Here are two other questions about things I can't yet understand in
the proposal (2009-12-22 version):


http://www3.informatik.uni-wuerzburg.de/~menth/Publications/papers/Menth-GLI-Split.pdf

According to section 2.3.2, a host application running on a GLI-host
(all applications are the same with GLI-split - the same as before,
with no new functions, API, IP address or DNS behavior etc.) can look
up a FQDN in the DNS, and will always receive an IP address with a GL
locator and the GAP bit set.

The application opens up a TCP socket with this address.

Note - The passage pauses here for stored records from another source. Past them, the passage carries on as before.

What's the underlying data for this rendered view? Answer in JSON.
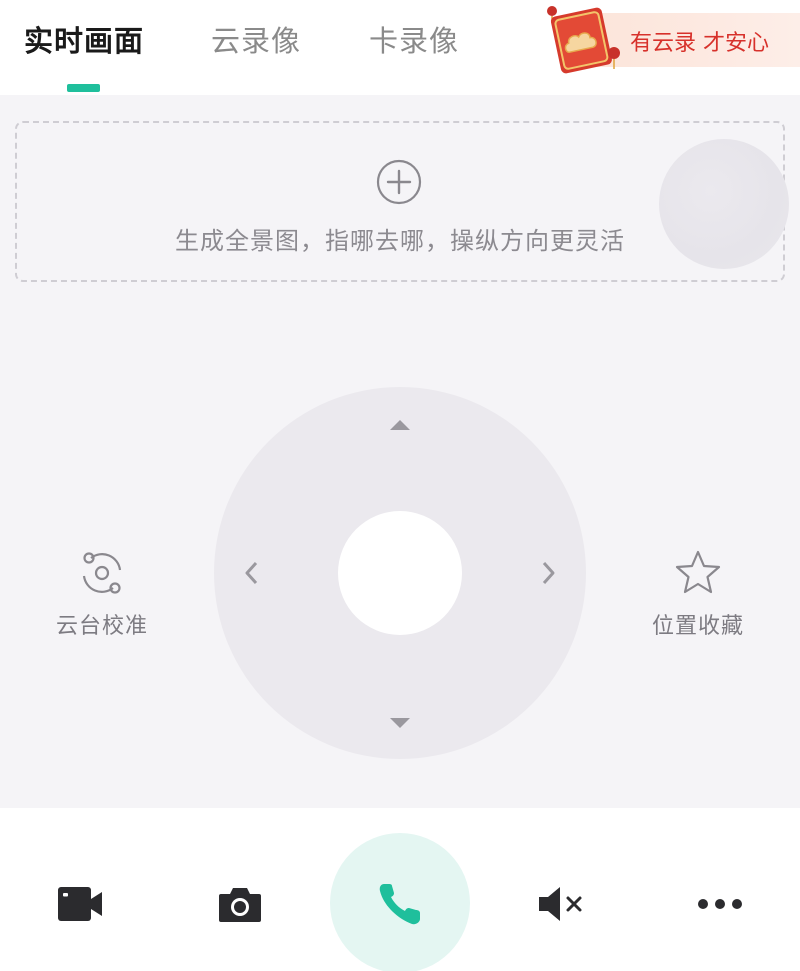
{
  "tabs": [
    {
      "label": "实时画面",
      "active": true
    },
    {
      "label": "云录像",
      "active": false
    },
    {
      "label": "卡录像",
      "active": false
    }
  ],
  "promo": {
    "text": "有云录  才安心"
  },
  "panorama": {
    "hint": "生成全景图，指哪去哪，操纵方向更灵活",
    "icon": "plus-circle-icon"
  },
  "ptz": {
    "calibrate_label": "云台校准",
    "favorite_label": "位置收藏"
  },
  "bottom_bar": {
    "record": "video-camera-icon",
    "snapshot": "camera-icon",
    "call": "phone-icon",
    "mute": "speaker-muted-icon",
    "more": "more-dots-icon"
  },
  "colors": {
    "accent": "#1fbf9c",
    "promo_red": "#d7312b",
    "background": "#f5f4f7"
  }
}
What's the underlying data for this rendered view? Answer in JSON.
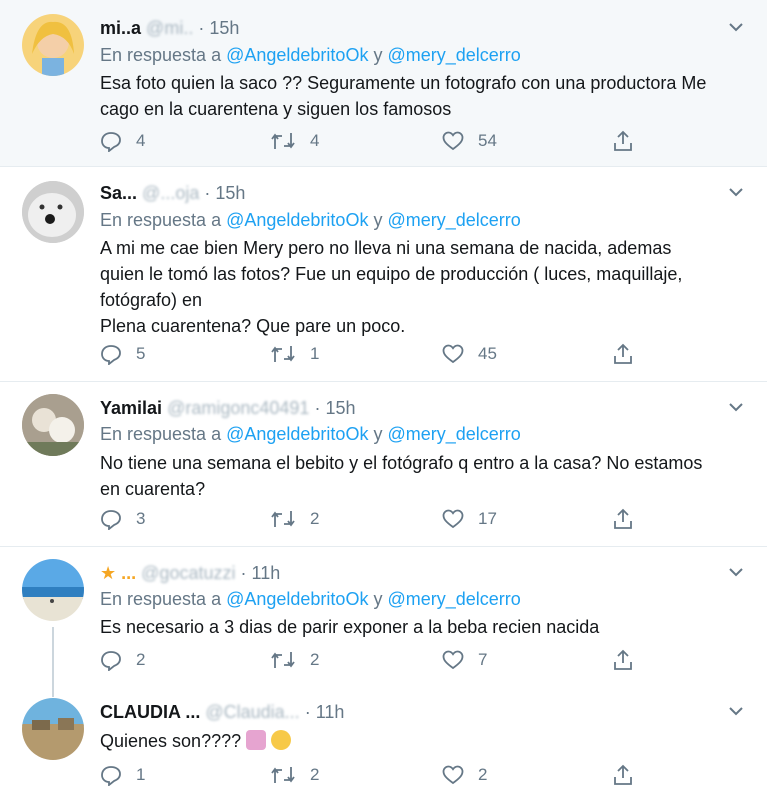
{
  "tweets": [
    {
      "name": "mi..a",
      "handle_blurred": "@mi..",
      "time": "15h",
      "reply_prefix": "En respuesta a",
      "mention1": "@AngeldebritoOk",
      "reply_and": "y",
      "mention2": "@mery_delcerro",
      "lines": [
        "Esa foto quien la saco ?? Seguramente un fotografo con una productora Me",
        "cago en la cuarentena y siguen los famosos"
      ],
      "replies": "4",
      "retweets": "4",
      "likes": "54"
    },
    {
      "name": "Sa...",
      "handle_blurred": "@...oja",
      "time": "15h",
      "reply_prefix": "En respuesta a",
      "mention1": "@AngeldebritoOk",
      "reply_and": "y",
      "mention2": "@mery_delcerro",
      "lines": [
        "A mi me cae bien Mery pero no lleva ni una semana de nacida, ademas",
        "quien le tomó las fotos? Fue un equipo de producción ( luces, maquillaje,",
        "fotógrafo) en",
        "Plena cuarentena? Que pare un poco."
      ],
      "replies": "5",
      "retweets": "1",
      "likes": "45"
    },
    {
      "name": "Yamilai",
      "handle_blurred": "@ramigonc40491",
      "time": "15h",
      "reply_prefix": "En respuesta a",
      "mention1": "@AngeldebritoOk",
      "reply_and": "y",
      "mention2": "@mery_delcerro",
      "lines": [
        "No tiene una semana el bebito y el fotógrafo q entro a la casa? No estamos",
        "en cuarenta?"
      ],
      "replies": "3",
      "retweets": "2",
      "likes": "17"
    },
    {
      "name": "★ ...",
      "handle_blurred": "@gocatuzzi",
      "time": "11h",
      "reply_prefix": "En respuesta a",
      "mention1": "@AngeldebritoOk",
      "reply_and": "y",
      "mention2": "@mery_delcerro",
      "lines": [
        "Es necesario a 3 dias de parir exponer a la beba recien nacida"
      ],
      "replies": "2",
      "retweets": "2",
      "likes": "7"
    },
    {
      "name": "CLAUDIA ...",
      "handle_blurred": "@Claudia...",
      "time": "11h",
      "lines": [
        "Quienes son????"
      ],
      "replies": "1",
      "retweets": "2",
      "likes": "2"
    }
  ],
  "time_sep": "·",
  "colors": {
    "accent": "#1da1f2",
    "muted": "#657786",
    "highlight_bg": "#f5f8fa",
    "border": "#e6ecf0"
  },
  "icons": [
    "chevron-down-icon",
    "reply-icon",
    "retweet-icon",
    "like-icon",
    "share-icon"
  ]
}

Now consider the top left of Figure 4.  This is the transport layer
(the TCP layer) in the sending host.  The source and destination
addresses are shown as being in "Identifier" format: without any GL
or LL and without the GAP bit set.

I am trying to write up my own understanding of how GLI-split works,
from a GLI-updated host in one GLI-domain to a host in another
GLI-domain, when that recipient host is either GLI-updated or an
ordinary IPv6 host.

One set of explanations, around pages 6, 7 and 8, refers to the hosts
(nodes) as if they were black-boxes.  Another explanation in section
3.2.x refers to what happens inside the host stack, in a general way
- but not in reference to all the various modes of operation of the
GLI-Split system.

I am unable to reconcile the application using an address with a GL
and GAP bit set with the Figure 4 and 3.2.x explanation.


Hosts today can have multiple IP addresses, so they can behave, to
the outside world, like multiple hosts (since in today's IP naming
model, the identity of a remote host IS its IP address).

How does GLI-Split work when a host has multiple Identifiers - which
would be the equivalent of a host having multiple IP addresses today.